I went back to my table and watched and listened.  Bill came over and sit and talked.  I smiled.  I could tell he loved to dance.  He would get up and dance with other ladies.  There was an older lady at the table in front of me who obviously loved to dance also and he danced with her several times.  He danced with me one other time and this time he stepped on my toes several times.  My feet just wouldn’t move out of his way.

After that, he told me his life story.  A retired Army officer who had been through Korea, Vietnam, and then to Washington and married twice.  He retired after 23 years of service.  I could tell Bill was still a lost soul.  My heart aches that he lives alone at the end of his life.  He is 84 years old and he told me he just broke up with a young gal of 73. “Age,” he said, “is only a number, not a state of mind.”  I’m sure he’ll continue to dance.

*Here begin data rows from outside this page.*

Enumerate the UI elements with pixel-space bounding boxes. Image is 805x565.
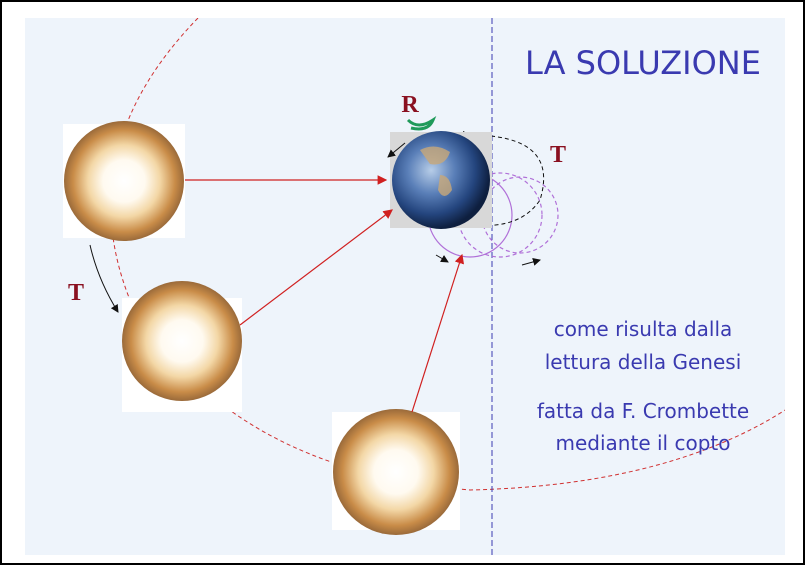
translation-label: T — [68, 280, 84, 306]
translation-label: T — [550, 142, 566, 168]
sun — [122, 281, 242, 401]
caption-line: mediante il copto — [556, 431, 731, 455]
slide: R T T LA SOLUZIONE come risulta dalla le… — [0, 0, 805, 565]
caption-line: come risulta dalla — [554, 317, 733, 341]
sun — [64, 121, 184, 241]
page: R T T LA SOLUZIONE come risulta dalla le… — [0, 0, 805, 565]
rotation-label: R — [401, 92, 419, 118]
sun — [333, 409, 459, 535]
caption-line: fatta da F. Crombette — [537, 399, 749, 423]
caption-line: lettura della Genesi — [545, 350, 742, 374]
title: LA SOLUZIONE — [525, 44, 761, 82]
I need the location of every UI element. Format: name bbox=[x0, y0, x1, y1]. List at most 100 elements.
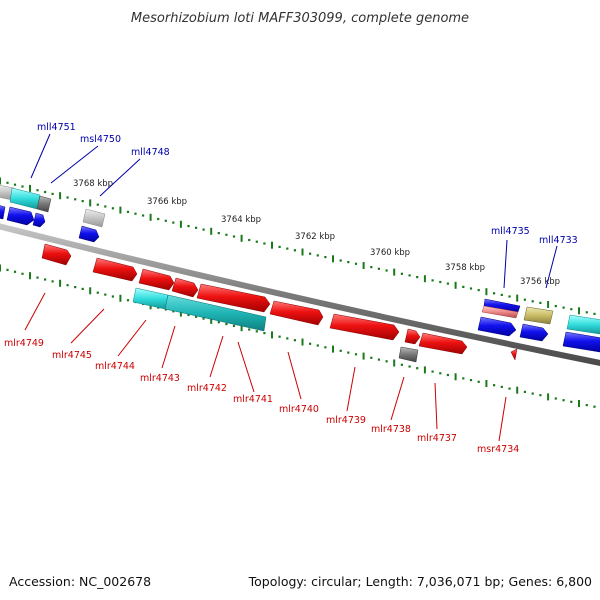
gene-feature[interactable] bbox=[519, 323, 549, 342]
gene-feature[interactable] bbox=[132, 287, 169, 310]
scale-tick bbox=[309, 342, 312, 345]
gene-feature[interactable] bbox=[32, 212, 46, 228]
gene-label[interactable]: mlr4745 bbox=[52, 350, 92, 361]
scale-tick bbox=[263, 242, 266, 245]
gene-label[interactable]: mlr4738 bbox=[371, 424, 411, 435]
gene-feature[interactable] bbox=[269, 300, 324, 326]
genome-backbone bbox=[0, 223, 600, 367]
gene-feature[interactable] bbox=[523, 306, 554, 325]
scale-tick bbox=[96, 291, 99, 294]
label-leader-lines bbox=[24, 133, 558, 442]
gene-label[interactable]: msl4750 bbox=[80, 134, 121, 145]
accession-footer: Accession: NC_002678 bbox=[9, 574, 152, 589]
gene-feature[interactable] bbox=[562, 331, 600, 353]
gene-feature[interactable] bbox=[510, 348, 518, 361]
gene-feature[interactable] bbox=[82, 208, 106, 228]
gene-feature[interactable] bbox=[566, 314, 600, 335]
scale-labels: 3768 kbp 3766 kbp 3764 kbp 3762 kbp 3760… bbox=[73, 179, 560, 287]
scale-tick bbox=[301, 248, 304, 256]
scale-tick bbox=[385, 360, 388, 363]
scale-tick bbox=[51, 280, 54, 283]
gene-feature[interactable] bbox=[171, 277, 199, 298]
scale-tick bbox=[570, 308, 573, 311]
scale-tick bbox=[531, 300, 534, 303]
scale-tick bbox=[547, 393, 550, 401]
scale-tick bbox=[293, 249, 296, 252]
scale-label: 3756 kbp bbox=[520, 277, 560, 287]
gene-label[interactable]: msr4734 bbox=[477, 444, 519, 455]
scale-tick bbox=[385, 269, 388, 272]
scale-tick bbox=[255, 330, 258, 333]
scale-tick bbox=[493, 384, 496, 387]
gene-label[interactable]: mlr4739 bbox=[326, 415, 366, 426]
scale-tick bbox=[179, 309, 182, 317]
scale-tick bbox=[36, 276, 39, 279]
scale-label: 3768 kbp bbox=[73, 179, 113, 189]
gene-feature[interactable] bbox=[78, 225, 100, 243]
gene-label[interactable]: mlr4749 bbox=[4, 338, 44, 349]
scale-tick bbox=[439, 280, 442, 284]
scale-tick bbox=[217, 232, 220, 235]
gene-label[interactable]: mlr4737 bbox=[417, 433, 457, 444]
gene-label[interactable]: mll4733 bbox=[539, 235, 578, 246]
scale-tick bbox=[377, 358, 380, 361]
scale-tick bbox=[324, 256, 327, 259]
gene-label[interactable]: mlr4743 bbox=[140, 373, 180, 384]
scale-tick bbox=[500, 293, 503, 296]
scale-tick bbox=[21, 185, 24, 188]
gene-label[interactable]: mll4735 bbox=[491, 226, 530, 237]
gene-label[interactable]: mlr4742 bbox=[187, 383, 227, 394]
genome-summary-footer: Topology: circular; Length: 7,036,071 bp… bbox=[248, 574, 592, 589]
scale-tick bbox=[119, 294, 122, 302]
gene-feature[interactable] bbox=[138, 268, 175, 291]
scale-tick bbox=[81, 287, 84, 290]
scale-tick bbox=[44, 278, 47, 281]
scale-tick bbox=[187, 313, 190, 317]
scale-tick bbox=[485, 380, 488, 387]
scale-tick bbox=[293, 339, 296, 342]
gene-feature[interactable] bbox=[477, 316, 517, 337]
scale-tick bbox=[423, 366, 426, 374]
gene-label[interactable]: mll4748 bbox=[131, 147, 170, 158]
gene-label[interactable]: mlr4744 bbox=[95, 361, 135, 372]
scale-tick bbox=[0, 177, 1, 185]
gene-feature[interactable] bbox=[418, 332, 468, 355]
scale-tick bbox=[347, 351, 350, 354]
scale-tick bbox=[232, 324, 236, 327]
scale-tick bbox=[255, 240, 258, 243]
scale-tick bbox=[66, 284, 69, 287]
gene-feature[interactable] bbox=[481, 305, 519, 319]
scale-tick bbox=[370, 356, 373, 359]
scale-tick bbox=[462, 377, 465, 380]
scale-tick bbox=[225, 323, 228, 326]
gene-feature[interactable] bbox=[404, 328, 421, 345]
scale-tick bbox=[89, 199, 92, 207]
gene-feature[interactable] bbox=[41, 243, 72, 266]
gene-label[interactable]: mll4751 bbox=[37, 122, 76, 133]
gene-feature[interactable] bbox=[36, 195, 52, 213]
scale-tick bbox=[111, 295, 114, 298]
scale-tick bbox=[217, 321, 220, 324]
scale-tick bbox=[195, 226, 198, 229]
scale-tick bbox=[354, 353, 358, 356]
gene-label[interactable]: mlr4740 bbox=[279, 404, 319, 415]
scale-tick bbox=[431, 279, 434, 282]
gene-feature[interactable] bbox=[164, 294, 267, 332]
scale-tick bbox=[416, 367, 419, 370]
scale-tick bbox=[370, 266, 373, 269]
scale-tick bbox=[278, 335, 281, 338]
scale-tick bbox=[477, 380, 480, 383]
gene-feature[interactable] bbox=[329, 313, 400, 341]
gene-feature[interactable] bbox=[6, 206, 35, 226]
gene-feature[interactable] bbox=[196, 283, 271, 313]
gene-feature[interactable] bbox=[9, 187, 41, 210]
gene-feature[interactable] bbox=[398, 346, 419, 363]
scale-tick bbox=[332, 255, 334, 263]
gene-feature[interactable] bbox=[0, 205, 6, 220]
scale-tick bbox=[126, 210, 130, 213]
gene-feature[interactable] bbox=[92, 257, 138, 282]
gene-label[interactable]: mlr4741 bbox=[233, 394, 273, 405]
scale-tick bbox=[104, 293, 107, 296]
scale-tick bbox=[469, 287, 473, 290]
scale-tick bbox=[377, 267, 380, 270]
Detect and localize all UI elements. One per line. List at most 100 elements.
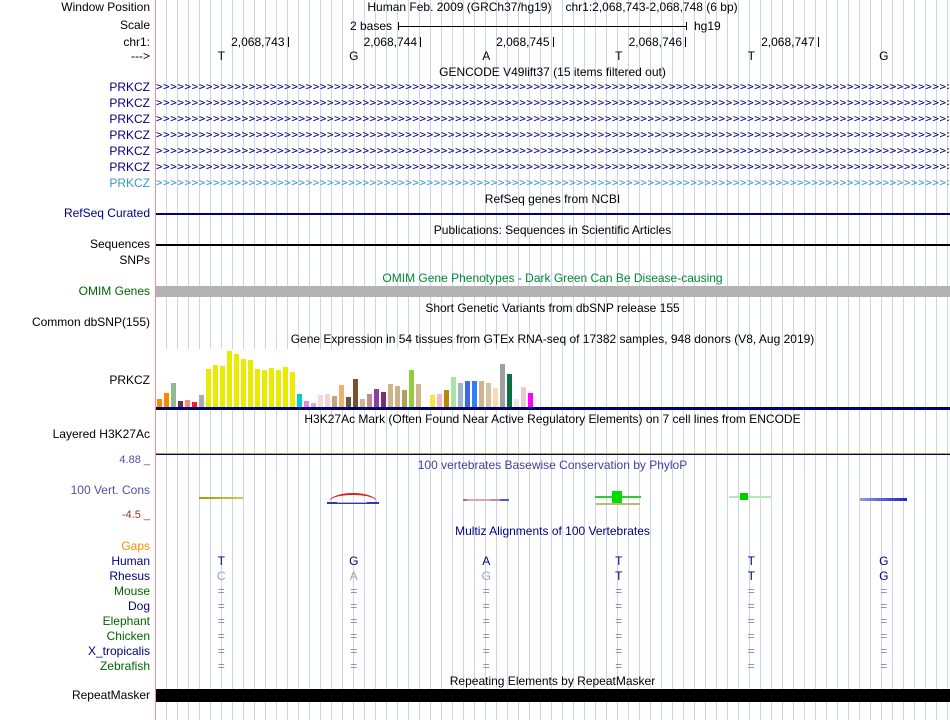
gtex-bar[interactable] <box>444 390 449 407</box>
multiz-cell[interactable]: T <box>747 569 755 583</box>
multiz-cell[interactable]: = <box>217 614 225 628</box>
gtex-bar[interactable] <box>220 366 225 407</box>
gtex-bar[interactable] <box>486 383 491 407</box>
multiz-cell[interactable]: = <box>482 584 490 598</box>
gtex-gene-label[interactable]: PRKCZ <box>109 373 150 387</box>
gtex-bar[interactable] <box>199 395 204 407</box>
gtex-bar[interactable] <box>409 370 414 407</box>
h3k27ac-track-title[interactable]: H3K27Ac Mark (Often Found Near Active Re… <box>304 412 801 426</box>
multiz-species-label[interactable]: Mouse <box>113 584 150 598</box>
multiz-cell[interactable]: A <box>482 554 491 568</box>
phylop-wiggle-1[interactable] <box>199 497 243 499</box>
gtex-bar[interactable] <box>255 369 260 407</box>
multiz-cell[interactable]: = <box>350 644 358 658</box>
gtex-bar[interactable] <box>479 381 484 407</box>
gtex-bar[interactable] <box>395 386 400 407</box>
multiz-cell[interactable]: = <box>482 659 490 673</box>
multiz-cell[interactable]: A <box>349 569 358 583</box>
gtex-bar[interactable] <box>346 397 351 407</box>
publications-item-bar[interactable] <box>156 244 950 246</box>
repeatmasker-label[interactable]: RepeatMasker <box>71 688 150 702</box>
multiz-cell[interactable]: T <box>747 554 755 568</box>
multiz-species-label[interactable]: Human <box>111 554 150 568</box>
gtex-bar[interactable] <box>388 384 393 407</box>
multiz-cell[interactable]: = <box>350 659 358 673</box>
gtex-bar[interactable] <box>458 383 463 407</box>
multiz-cell[interactable]: = <box>350 614 358 628</box>
gtex-bar[interactable] <box>171 383 176 407</box>
transcript-label[interactable]: PRKCZ <box>109 144 150 158</box>
gtex-bar[interactable] <box>367 394 372 407</box>
transcript-label[interactable]: PRKCZ <box>109 80 150 94</box>
transcript-arrows[interactable]: >>>>>>>>>>>>>>>>>>>>>>>>>>>>>>>>>>>>>>>>… <box>156 161 949 173</box>
multiz-cell[interactable]: = <box>880 599 888 613</box>
multiz-cell[interactable]: = <box>880 614 888 628</box>
multiz-cell[interactable]: = <box>482 644 490 658</box>
gtex-bar[interactable] <box>528 393 533 407</box>
gtex-bar[interactable] <box>381 392 386 407</box>
gtex-bar[interactable] <box>360 399 365 407</box>
multiz-cell[interactable]: C <box>216 569 226 583</box>
multiz-cell[interactable]: G <box>349 554 359 568</box>
transcript-label[interactable]: PRKCZ <box>109 160 150 174</box>
omim-track-title[interactable]: OMIM Gene Phenotypes - Dark Green Can Be… <box>382 271 723 285</box>
multiz-cell[interactable]: = <box>350 584 358 598</box>
transcript-label[interactable]: PRKCZ <box>109 96 150 110</box>
multiz-cell[interactable]: = <box>747 629 755 643</box>
common-dbsnp-label[interactable]: Common dbSNP(155) <box>31 315 150 329</box>
multiz-cell[interactable]: G <box>879 569 889 583</box>
dbsnp-track-title[interactable]: Short Genetic Variants from dbSNP releas… <box>425 301 680 315</box>
gtex-bar[interactable] <box>185 400 190 407</box>
gtex-bar[interactable] <box>507 374 512 407</box>
gtex-bar[interactable] <box>325 394 330 407</box>
transcript-label[interactable]: PRKCZ <box>109 128 150 142</box>
multiz-cell[interactable]: = <box>615 584 623 598</box>
multiz-cell[interactable]: = <box>482 629 490 643</box>
gtex-bar[interactable] <box>416 384 421 407</box>
snps-label[interactable]: SNPs <box>119 253 150 267</box>
gtex-bar[interactable] <box>465 381 470 407</box>
gtex-bar[interactable] <box>402 390 407 407</box>
phylop-wiggle-5-line[interactable] <box>729 496 771 498</box>
gtex-bar[interactable] <box>241 359 246 407</box>
multiz-cell[interactable]: = <box>880 644 888 658</box>
gtex-bar[interactable] <box>353 379 358 407</box>
h3k27ac-label[interactable]: Layered H3K27Ac <box>52 427 150 441</box>
multiz-cell[interactable]: = <box>615 644 623 658</box>
sequences-label[interactable]: Sequences <box>89 237 150 251</box>
gtex-bar[interactable] <box>206 369 211 407</box>
multiz-cell[interactable]: = <box>350 599 358 613</box>
gtex-bar[interactable] <box>234 354 239 407</box>
gtex-bar[interactable] <box>451 377 456 407</box>
multiz-cell[interactable]: = <box>747 659 755 673</box>
multiz-cell[interactable]: = <box>217 584 225 598</box>
gtex-bar[interactable] <box>311 403 316 407</box>
gtex-expression-bars[interactable] <box>157 351 535 407</box>
repeatmasker-track-title[interactable]: Repeating Elements by RepeatMasker <box>449 674 656 688</box>
gtex-bar[interactable] <box>290 372 295 407</box>
gtex-bar[interactable] <box>318 395 323 407</box>
gtex-bar[interactable] <box>374 389 379 407</box>
gtex-bar[interactable] <box>276 370 281 407</box>
phylop-wiggle-3[interactable] <box>463 499 509 501</box>
gtex-bar[interactable] <box>157 399 162 407</box>
multiz-cell[interactable]: = <box>747 614 755 628</box>
gtex-bar[interactable] <box>472 381 477 407</box>
gtex-bar[interactable] <box>339 385 344 407</box>
multiz-cell[interactable]: G <box>481 569 491 583</box>
multiz-cell[interactable]: = <box>615 614 623 628</box>
multiz-cell[interactable]: = <box>217 629 225 643</box>
multiz-track-title[interactable]: Multiz Alignments of 100 Vertebrates <box>455 524 650 538</box>
multiz-cell[interactable]: = <box>615 599 623 613</box>
publications-track-title[interactable]: Publications: Sequences in Scientific Ar… <box>433 223 672 237</box>
gtex-bar[interactable] <box>500 364 505 407</box>
gtex-bar[interactable] <box>332 396 337 407</box>
transcript-arrows[interactable]: >>>>>>>>>>>>>>>>>>>>>>>>>>>>>>>>>>>>>>>>… <box>156 81 949 93</box>
multiz-species-label[interactable]: Gaps <box>121 539 150 553</box>
multiz-cell[interactable]: = <box>747 584 755 598</box>
omim-gene-bar[interactable] <box>156 286 950 297</box>
gtex-bar[interactable] <box>164 393 169 407</box>
phylop-track-label[interactable]: 100 Vert. Cons <box>70 483 150 497</box>
multiz-species-label[interactable]: Zebrafish <box>99 659 150 673</box>
gtex-bar[interactable] <box>248 360 253 407</box>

Joe ask me to dance again.  I happily two stepped with him.  We moved across the floor and the music ended.  Joe asked, “Do you want to dance another?”  The music started and off we went.  Just a few moments into it, Joe said, “I think you can twirl now.  It’s easy and I’ll tell you when I’m going to twirl you and my hand will guide you.”  It was easy!  I had so much fun….I went around and back and then around his back, grabbed his hand and repeated.  I’m sure I giggled.  Everyone should get to experience that!  When the music ended, he twirled me one last time.  I hugged his neck and thanked him for taking his time to show me how much fun it was.

It was a simple building…nothing special to look at.   It was a country band….and I don’t know country songs.  It took courage to stop and go in by myself, but it was fun!!!!

Yes, I drove home with a smile on my face.  I took a shower with a smile on my face.  I went to bed and fell asleep and I’m sure I had a smile on my face because on Sunday I awoke…..with a smile!